Tone: Neutral to cautiously optimistic. The Chairman signals stability and confidence in the group’s ongoing performance, while remaining prudent about economic and sector risks.
Dividend Summary
- Final Dividend Proposed: 1.0 Singapore cent per share (one-tier tax exempt), unchanged from prior year.
- Dividend Value: S\$1.92 million for FY2025 (same as FY2024).
Conclusion & Recommendations
Overall Assessment: Zhongmin Baihui Retail Group delivered a mixed set of results.

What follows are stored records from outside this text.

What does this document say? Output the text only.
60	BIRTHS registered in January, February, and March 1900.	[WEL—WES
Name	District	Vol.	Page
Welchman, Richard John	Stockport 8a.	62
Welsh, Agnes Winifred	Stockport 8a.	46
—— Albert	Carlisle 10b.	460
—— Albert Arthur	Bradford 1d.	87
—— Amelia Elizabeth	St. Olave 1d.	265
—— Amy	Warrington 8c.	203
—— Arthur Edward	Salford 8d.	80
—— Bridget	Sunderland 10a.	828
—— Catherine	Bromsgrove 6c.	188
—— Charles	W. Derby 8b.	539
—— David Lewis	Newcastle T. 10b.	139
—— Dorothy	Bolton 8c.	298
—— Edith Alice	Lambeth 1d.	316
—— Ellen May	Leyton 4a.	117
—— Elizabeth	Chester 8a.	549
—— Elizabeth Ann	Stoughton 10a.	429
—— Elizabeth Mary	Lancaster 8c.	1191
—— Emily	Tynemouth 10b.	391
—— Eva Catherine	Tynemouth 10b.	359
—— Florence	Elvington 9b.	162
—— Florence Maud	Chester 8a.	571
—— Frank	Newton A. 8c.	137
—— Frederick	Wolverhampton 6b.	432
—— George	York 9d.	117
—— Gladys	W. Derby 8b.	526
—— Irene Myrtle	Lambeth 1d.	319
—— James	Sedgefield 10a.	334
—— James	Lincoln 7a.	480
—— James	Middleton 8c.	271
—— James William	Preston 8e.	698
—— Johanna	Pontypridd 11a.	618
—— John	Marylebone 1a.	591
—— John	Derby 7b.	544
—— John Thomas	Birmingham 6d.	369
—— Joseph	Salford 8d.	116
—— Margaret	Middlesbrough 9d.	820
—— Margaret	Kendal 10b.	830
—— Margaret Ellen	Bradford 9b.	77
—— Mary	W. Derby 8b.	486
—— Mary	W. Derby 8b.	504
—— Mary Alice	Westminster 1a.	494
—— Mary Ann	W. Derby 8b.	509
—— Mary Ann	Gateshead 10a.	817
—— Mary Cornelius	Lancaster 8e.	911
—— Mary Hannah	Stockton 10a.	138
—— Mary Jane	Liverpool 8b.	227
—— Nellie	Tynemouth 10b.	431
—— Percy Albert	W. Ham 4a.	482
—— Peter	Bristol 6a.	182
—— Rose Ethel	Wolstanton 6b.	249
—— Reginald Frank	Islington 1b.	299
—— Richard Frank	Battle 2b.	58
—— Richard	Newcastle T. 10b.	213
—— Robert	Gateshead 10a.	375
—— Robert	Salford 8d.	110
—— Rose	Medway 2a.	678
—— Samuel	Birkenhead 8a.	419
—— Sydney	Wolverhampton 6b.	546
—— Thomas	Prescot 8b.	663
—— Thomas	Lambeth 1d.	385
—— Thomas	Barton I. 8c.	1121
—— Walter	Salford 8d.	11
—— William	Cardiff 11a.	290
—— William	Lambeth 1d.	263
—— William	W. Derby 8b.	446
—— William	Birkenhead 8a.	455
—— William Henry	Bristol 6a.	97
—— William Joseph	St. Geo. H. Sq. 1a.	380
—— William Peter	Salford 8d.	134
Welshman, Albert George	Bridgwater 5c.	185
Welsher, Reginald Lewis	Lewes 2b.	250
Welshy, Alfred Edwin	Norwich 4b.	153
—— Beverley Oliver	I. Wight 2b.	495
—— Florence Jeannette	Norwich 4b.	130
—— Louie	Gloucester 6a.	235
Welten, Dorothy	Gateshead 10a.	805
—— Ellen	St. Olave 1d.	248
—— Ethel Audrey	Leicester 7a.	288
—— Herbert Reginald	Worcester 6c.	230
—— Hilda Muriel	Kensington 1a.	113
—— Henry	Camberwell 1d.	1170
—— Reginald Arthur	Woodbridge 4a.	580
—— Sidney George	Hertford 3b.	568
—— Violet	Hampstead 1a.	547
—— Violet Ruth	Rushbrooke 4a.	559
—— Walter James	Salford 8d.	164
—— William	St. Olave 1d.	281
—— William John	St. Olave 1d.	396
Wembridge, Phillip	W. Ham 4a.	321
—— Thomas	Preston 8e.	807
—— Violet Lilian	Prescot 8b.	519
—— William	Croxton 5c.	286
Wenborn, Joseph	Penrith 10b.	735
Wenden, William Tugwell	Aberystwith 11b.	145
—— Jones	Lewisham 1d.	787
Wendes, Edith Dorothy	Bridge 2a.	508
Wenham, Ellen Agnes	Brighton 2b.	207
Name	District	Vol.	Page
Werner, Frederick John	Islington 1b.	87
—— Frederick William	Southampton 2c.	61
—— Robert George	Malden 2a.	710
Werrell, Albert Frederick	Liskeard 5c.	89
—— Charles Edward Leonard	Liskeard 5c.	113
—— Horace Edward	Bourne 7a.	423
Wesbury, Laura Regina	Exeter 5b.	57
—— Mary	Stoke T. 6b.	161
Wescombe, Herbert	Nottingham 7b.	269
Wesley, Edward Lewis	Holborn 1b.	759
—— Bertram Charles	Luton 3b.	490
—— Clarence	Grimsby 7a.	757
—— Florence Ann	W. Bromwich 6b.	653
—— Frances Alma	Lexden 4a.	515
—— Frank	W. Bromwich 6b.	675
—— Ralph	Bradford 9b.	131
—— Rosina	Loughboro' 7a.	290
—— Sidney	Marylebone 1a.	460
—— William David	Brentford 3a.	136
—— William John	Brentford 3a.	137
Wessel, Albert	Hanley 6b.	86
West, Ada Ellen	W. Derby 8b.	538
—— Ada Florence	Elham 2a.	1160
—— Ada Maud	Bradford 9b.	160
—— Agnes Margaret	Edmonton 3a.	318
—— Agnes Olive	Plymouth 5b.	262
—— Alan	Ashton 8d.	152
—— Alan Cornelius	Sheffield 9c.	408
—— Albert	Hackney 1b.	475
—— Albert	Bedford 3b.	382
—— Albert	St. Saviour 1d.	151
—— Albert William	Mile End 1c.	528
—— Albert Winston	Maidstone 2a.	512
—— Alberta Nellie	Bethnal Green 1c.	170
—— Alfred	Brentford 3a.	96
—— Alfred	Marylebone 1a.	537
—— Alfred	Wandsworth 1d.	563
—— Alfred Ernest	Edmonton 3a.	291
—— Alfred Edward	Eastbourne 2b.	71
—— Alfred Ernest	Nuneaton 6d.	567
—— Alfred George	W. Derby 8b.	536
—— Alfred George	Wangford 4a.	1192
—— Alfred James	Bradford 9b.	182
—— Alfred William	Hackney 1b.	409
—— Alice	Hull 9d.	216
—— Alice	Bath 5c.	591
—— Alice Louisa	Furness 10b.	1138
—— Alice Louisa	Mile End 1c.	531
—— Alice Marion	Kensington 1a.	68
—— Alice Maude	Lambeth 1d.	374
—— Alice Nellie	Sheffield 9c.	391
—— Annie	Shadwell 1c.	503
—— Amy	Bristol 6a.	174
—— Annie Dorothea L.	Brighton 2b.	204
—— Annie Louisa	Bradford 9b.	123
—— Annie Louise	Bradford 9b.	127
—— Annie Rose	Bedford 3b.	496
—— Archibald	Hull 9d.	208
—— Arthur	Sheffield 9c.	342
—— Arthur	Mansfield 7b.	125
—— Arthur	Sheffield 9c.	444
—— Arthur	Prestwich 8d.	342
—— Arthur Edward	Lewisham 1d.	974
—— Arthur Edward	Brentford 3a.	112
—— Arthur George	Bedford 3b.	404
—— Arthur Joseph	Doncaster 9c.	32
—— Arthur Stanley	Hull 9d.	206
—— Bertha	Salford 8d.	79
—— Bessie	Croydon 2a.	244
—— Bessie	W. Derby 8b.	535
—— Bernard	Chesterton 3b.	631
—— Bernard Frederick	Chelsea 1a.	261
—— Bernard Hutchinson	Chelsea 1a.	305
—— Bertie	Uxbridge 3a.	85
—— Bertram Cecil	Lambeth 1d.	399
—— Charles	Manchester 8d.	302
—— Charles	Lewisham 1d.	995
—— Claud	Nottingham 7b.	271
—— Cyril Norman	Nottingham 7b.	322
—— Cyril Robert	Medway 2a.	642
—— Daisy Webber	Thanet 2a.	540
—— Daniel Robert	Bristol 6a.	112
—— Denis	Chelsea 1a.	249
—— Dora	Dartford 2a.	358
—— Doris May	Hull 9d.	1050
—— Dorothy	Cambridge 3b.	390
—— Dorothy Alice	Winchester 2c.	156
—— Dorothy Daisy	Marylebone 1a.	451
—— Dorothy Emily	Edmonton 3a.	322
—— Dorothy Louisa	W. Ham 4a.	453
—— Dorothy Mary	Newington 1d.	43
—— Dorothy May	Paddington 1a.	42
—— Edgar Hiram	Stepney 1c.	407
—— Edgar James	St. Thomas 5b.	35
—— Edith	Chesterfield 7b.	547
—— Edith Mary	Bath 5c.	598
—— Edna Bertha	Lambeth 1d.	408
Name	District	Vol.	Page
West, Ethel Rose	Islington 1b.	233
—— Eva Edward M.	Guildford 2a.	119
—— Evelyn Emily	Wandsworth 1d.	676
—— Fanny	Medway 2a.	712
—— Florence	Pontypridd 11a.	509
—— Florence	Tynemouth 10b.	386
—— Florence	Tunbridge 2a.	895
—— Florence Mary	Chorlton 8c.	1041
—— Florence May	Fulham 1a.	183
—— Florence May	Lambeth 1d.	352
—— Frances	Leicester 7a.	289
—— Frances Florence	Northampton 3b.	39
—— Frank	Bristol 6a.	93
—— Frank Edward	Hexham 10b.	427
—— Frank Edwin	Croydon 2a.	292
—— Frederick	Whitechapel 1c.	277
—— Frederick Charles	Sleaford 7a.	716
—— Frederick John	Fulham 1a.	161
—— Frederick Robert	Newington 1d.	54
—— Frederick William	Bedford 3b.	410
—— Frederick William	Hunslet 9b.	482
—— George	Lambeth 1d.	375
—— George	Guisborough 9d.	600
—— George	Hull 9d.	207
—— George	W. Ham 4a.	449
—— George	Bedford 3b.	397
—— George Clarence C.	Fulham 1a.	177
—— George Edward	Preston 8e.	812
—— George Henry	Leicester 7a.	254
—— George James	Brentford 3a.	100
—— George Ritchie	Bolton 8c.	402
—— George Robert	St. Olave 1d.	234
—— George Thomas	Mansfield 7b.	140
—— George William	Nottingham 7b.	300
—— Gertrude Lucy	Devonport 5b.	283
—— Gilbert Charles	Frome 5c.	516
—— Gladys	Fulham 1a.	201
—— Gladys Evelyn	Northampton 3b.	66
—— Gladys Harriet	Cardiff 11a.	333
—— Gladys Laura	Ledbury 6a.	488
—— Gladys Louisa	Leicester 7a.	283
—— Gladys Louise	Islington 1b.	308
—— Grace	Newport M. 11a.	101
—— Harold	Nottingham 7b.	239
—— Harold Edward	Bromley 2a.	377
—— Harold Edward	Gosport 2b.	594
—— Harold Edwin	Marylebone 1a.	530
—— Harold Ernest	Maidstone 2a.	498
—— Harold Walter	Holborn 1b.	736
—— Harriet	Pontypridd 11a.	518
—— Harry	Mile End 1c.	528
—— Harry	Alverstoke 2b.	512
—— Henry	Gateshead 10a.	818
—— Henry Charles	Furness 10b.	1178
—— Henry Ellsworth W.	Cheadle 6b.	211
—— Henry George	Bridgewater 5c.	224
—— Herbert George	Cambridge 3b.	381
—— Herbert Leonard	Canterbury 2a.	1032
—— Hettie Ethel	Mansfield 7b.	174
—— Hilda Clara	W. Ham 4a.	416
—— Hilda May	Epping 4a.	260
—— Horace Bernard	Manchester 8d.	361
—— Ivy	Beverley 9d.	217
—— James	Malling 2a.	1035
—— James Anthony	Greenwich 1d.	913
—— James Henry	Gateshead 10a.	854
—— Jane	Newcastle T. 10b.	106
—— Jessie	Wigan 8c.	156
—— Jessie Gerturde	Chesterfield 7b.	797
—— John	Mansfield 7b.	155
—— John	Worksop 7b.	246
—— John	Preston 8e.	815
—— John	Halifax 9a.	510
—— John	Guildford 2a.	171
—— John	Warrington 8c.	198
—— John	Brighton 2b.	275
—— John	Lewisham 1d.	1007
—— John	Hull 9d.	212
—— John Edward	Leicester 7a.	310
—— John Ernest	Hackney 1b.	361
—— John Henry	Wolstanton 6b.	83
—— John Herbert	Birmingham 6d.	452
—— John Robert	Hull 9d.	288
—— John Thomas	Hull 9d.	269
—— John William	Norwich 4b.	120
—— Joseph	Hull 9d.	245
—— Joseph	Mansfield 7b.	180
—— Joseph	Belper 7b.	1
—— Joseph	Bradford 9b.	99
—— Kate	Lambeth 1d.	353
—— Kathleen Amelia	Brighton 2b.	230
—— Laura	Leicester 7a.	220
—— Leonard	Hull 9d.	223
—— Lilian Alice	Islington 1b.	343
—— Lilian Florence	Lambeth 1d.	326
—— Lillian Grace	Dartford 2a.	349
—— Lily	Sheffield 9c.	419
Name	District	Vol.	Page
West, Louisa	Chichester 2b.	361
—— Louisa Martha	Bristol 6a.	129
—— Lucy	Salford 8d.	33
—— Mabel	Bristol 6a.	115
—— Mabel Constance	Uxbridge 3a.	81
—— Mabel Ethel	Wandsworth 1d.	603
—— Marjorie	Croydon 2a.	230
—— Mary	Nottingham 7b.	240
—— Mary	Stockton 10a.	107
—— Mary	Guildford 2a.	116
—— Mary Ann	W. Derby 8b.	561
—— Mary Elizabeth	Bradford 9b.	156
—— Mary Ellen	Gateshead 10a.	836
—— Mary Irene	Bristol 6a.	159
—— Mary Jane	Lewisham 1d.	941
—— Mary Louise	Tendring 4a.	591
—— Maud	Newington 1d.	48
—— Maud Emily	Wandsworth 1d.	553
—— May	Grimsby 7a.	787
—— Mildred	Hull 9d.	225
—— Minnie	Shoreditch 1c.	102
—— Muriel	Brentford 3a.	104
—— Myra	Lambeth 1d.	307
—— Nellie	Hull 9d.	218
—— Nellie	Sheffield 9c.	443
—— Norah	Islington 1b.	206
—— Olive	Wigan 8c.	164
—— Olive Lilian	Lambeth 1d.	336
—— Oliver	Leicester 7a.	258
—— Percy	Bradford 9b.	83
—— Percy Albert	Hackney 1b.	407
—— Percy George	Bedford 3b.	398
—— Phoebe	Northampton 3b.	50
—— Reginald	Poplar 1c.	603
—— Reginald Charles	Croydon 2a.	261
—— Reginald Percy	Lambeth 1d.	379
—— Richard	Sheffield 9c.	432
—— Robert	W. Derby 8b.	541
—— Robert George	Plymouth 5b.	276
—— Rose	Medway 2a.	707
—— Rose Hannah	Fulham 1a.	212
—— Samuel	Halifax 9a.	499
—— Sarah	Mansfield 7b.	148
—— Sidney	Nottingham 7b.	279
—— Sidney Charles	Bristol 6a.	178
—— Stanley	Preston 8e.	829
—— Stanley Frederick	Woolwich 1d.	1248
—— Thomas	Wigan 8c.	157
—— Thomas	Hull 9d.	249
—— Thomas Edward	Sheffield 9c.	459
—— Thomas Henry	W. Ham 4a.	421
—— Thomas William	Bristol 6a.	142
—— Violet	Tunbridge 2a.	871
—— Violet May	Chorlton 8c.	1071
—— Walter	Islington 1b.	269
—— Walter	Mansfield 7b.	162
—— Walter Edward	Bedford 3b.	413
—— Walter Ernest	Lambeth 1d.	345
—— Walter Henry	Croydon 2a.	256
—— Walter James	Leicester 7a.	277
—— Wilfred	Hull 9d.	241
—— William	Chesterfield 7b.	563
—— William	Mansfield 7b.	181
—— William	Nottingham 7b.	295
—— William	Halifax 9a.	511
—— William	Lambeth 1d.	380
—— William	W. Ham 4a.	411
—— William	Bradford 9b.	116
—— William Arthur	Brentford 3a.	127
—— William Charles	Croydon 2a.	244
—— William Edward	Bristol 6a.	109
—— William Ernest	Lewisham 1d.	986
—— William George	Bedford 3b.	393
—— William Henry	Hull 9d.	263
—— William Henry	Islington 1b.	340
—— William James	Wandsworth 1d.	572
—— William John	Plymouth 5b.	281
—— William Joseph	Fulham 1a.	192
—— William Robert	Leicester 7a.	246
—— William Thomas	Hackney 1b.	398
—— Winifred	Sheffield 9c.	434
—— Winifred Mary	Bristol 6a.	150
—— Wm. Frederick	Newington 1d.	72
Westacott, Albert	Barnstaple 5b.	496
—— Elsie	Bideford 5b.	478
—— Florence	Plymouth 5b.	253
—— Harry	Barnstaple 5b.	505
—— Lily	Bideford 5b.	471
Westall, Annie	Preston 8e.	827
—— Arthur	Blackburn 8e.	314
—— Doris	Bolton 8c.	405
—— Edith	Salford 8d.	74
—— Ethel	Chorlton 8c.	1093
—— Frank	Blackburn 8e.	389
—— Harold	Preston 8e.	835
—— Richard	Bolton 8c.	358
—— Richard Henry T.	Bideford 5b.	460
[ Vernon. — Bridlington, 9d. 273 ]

While revenue and gross profit declined due to operational contraction and weak concessionaire sales, net profit and EPS rebounded sharply, thanks to increased contributions from associates, disciplined cost control, and improved cash generation. The balance sheet remains stable, with manageable net current liabilities and healthy liquidity.
Investor Recommendations:
-
If you currently hold the stock:
Consider maintaining your position. The company’s profitability has improved, cash flows are stable, and the dividend yield is maintained. Management’s cautious expansion and prudent cost management suggest a conservative but resilient outlook. However, monitor for execution of new projects and any signs of further revenue decline.
-
If you do not currently hold the stock:
A wait-and-see approach is reasonable. While the sharp rebound in net profit and EPS is encouraging, the underlying revenue trend is negative, and sector headwinds remain. Prospective investors may wish to wait for clearer signs of sustainable topline recovery or more aggressive growth before entering.
Disclaimer: This analysis is based solely on the information disclosed in Zhongmin Baihui Retail Group Limited’s FY2025 results announcement. It is not investment advice. Investors should consider their own investment objectives and consult with a professional advisor before making investment decisions.